In 40 to 50 years, insect eating may become mainstream, says Rao, especially if we start feeding bugs to the next generation while they’re kids. For now, edible insects are something of a novelty in Western culture. Is it novelty that compels me to order 200 crickets and 500 mealworms from Southern California based Rainbow Mealworms? Their insects, raised on all-organic, non-GMO feed, are intended for the distinguished reptilian and avian palates, and are safe for human consumption. I choose my specimens by age and size: the crickets are five weeks old, and the mealworms half an inch. They are shipped live. I will have the privilege of butchering the bugs myself.
I’m a happy carnivore with no ethical concerns about edible insects. From seafood to snails to still-mooing steak, I regularly enjoy meals that have recently left the land of the living. But for some reason, the sound of my crickets chirping on the kitchen counter makes me shudder. The mealworms crawl across their newspaper habitat with a crackling sound. Professor Rao tells me I can eat the mealworms alive and still squirming, but that is more adventurous than I am willing to attempt.
There are many ways to skin a cricket. I choose them all. I barely open the box before popping them straight into the freezer. After an hour or so in cold temperatures, they will enter a state of stasis, in which they’re technically alive but unmoving. Just to be sure, I leave them in there for a few days. The night before the feast, I boil them clean. Bubbling away on the stove, the bugs give off a pungent aroma, something between earth and excrement. Then, I dry roast them, determined to avoid, in the words of The Lion King, anything “slimy yet satisfying.”
I plan an amateur’s arthropod dinner menu, trying to pick out dishes that will trick me into taking a bite. The charmingly named chocolate “chirp” cookies will be my first foray into the world of insects as food. I stir ground up crickets and mealworms into the batter, along with a sprinkle of cinnamon to distract from the insect specks. My taste buds fail to detect any significant difference. Later, my all-too-trusting brother Alex will be two bites into the cookie and completely unaware of its secret ingredient, before he looks at me, eyes narrowed with suspicion. My evil laugh may have given me away.
I make mealworm fried rice, and I don’t mind it so much. Looking down at a bowl of maggots could take some getting used to, yes, but if I close my eyes I can take a bite. The mealworms add a pleasant crunch to the dish, and I can easily convince myself that they’re extra crispy grains of rice. If they have their own flavor, it blends into the colorful backdrop of soy and ginger, green onion and egg.

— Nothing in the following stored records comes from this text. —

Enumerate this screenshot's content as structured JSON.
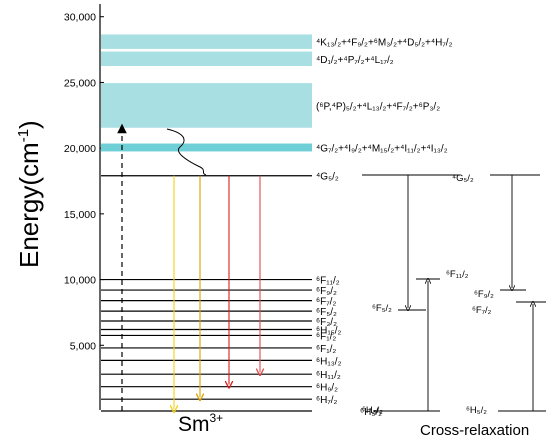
{
  "axis": {
    "ylabel_main": "Energy(cm",
    "ylabel_sup": "-1",
    "ylabel_close": ")",
    "ticks": [
      {
        "value": 5000,
        "label": "5,000"
      },
      {
        "value": 10000,
        "label": "10,000"
      },
      {
        "value": 15000,
        "label": "15,000"
      },
      {
        "value": 20000,
        "label": "20,000"
      },
      {
        "value": 25000,
        "label": "25,000"
      },
      {
        "value": 30000,
        "label": "30,000"
      }
    ],
    "xlabel_main": "Sm",
    "xlabel_sup": "3+"
  },
  "bands": [
    {
      "from": 28650,
      "to": 27550,
      "base": "K13/2+F9/2+M3/2+D5/2+H7/2",
      "text": "⁴K₁₃/₂+⁴F₉/₂+⁶M₃/₂+⁴D₅/₂+⁴H₇/₂"
    },
    {
      "from": 27350,
      "to": 26250,
      "base": "D1/2+P7/2+L17/2",
      "text": "⁴D₁/₂+⁴P₇/₂+⁴L₁₇/₂"
    },
    {
      "from": 24950,
      "to": 21550,
      "base": "(P,P)5/2+L13/2+F7/2+P3/2",
      "text": "(⁶P,⁴P)₅/₂+⁴L₁₃/₂+⁴F₇/₂+⁶P₃/₂"
    },
    {
      "from": 20350,
      "to": 19750,
      "base": "G7/2+I9/2+M15/2+I11/2+I13/2",
      "text": "⁴G₇/₂+⁴I₉/₂+⁴M₁₅/₂+⁴I₁₁/₂+⁴I₁₃/₂"
    }
  ],
  "levels": [
    {
      "energy": 17900,
      "text": "⁴G₅/₂"
    },
    {
      "energy": 10000,
      "text": "⁶F₁₁/₂"
    },
    {
      "energy": 9200,
      "text": "⁶F₉/₂"
    },
    {
      "energy": 8400,
      "text": "⁶F₇/₂"
    },
    {
      "energy": 7600,
      "text": "⁶F₅/₂"
    },
    {
      "energy": 6850,
      "text": "⁶F₃/₂"
    },
    {
      "energy": 6200,
      "text": "⁶H₁₅/₂"
    },
    {
      "energy": 5750,
      "text": "⁶F₁/₂"
    },
    {
      "energy": 4800,
      "text": "⁶F₁/₂"
    },
    {
      "energy": 3850,
      "text": "⁶H₁₃/₂"
    },
    {
      "energy": 2800,
      "text": "⁶H₁₁/₂"
    },
    {
      "energy": 1850,
      "text": "⁶H₉/₂"
    },
    {
      "energy": 900,
      "text": "⁶H₇/₂"
    },
    {
      "energy": 0,
      "text": "⁶H₅/₂"
    }
  ],
  "excitation": {
    "from": 0,
    "to": 21800,
    "color": "#000000"
  },
  "emissions": [
    {
      "to": 0,
      "color": "#f2d21a"
    },
    {
      "to": 900,
      "color": "#d9a400"
    },
    {
      "to": 1850,
      "color": "#d81e1e"
    },
    {
      "to": 2800,
      "color": "#e24a4a"
    }
  ],
  "cross_relaxation": {
    "title": "Cross-relaxation",
    "pair1": {
      "top": "⁴G₅/₂",
      "mid_down": "⁶F₅/₂",
      "mid_up": "⁶F₁₁/₂",
      "ground": "⁶H₅/₂"
    },
    "pair2": {
      "top": "⁴G₅/₂",
      "mid_down": "⁶F₉/₂",
      "mid_up": "⁶F₇/₂",
      "ground": "⁶H₅/₂"
    }
  },
  "colors": {
    "band": "#a8dfe3",
    "band_dark": "#6fcfd6",
    "line": "#000000"
  }
}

The final dish is a cricket taco; I’ve saved the most difficult for last. Perched on leaves of lettuce and sprigs of cilantro, the crickets look like they could be crawling around. It’s a rich flavor, too intense to be easily masked in a sauté of garlic and lime. I taste savory fat and a robust meatiness — but it’s a far cry from bacon or chicken or nuts or anything I’ve ever tasted, contrary to what some entomophagists have compared it to. Cricket tastes like one thing: cricket. I’m not a picky eater, but these are something else. Nutritious they may be, but delicious they are not.
Of the three courses, two were tolerably tasty, one was just not for me. Perhaps it was psychological, but I wasn’t lining up for second helpings — or even second bites. When it comes to eating creepy crawlies, I will remain cautiously curious.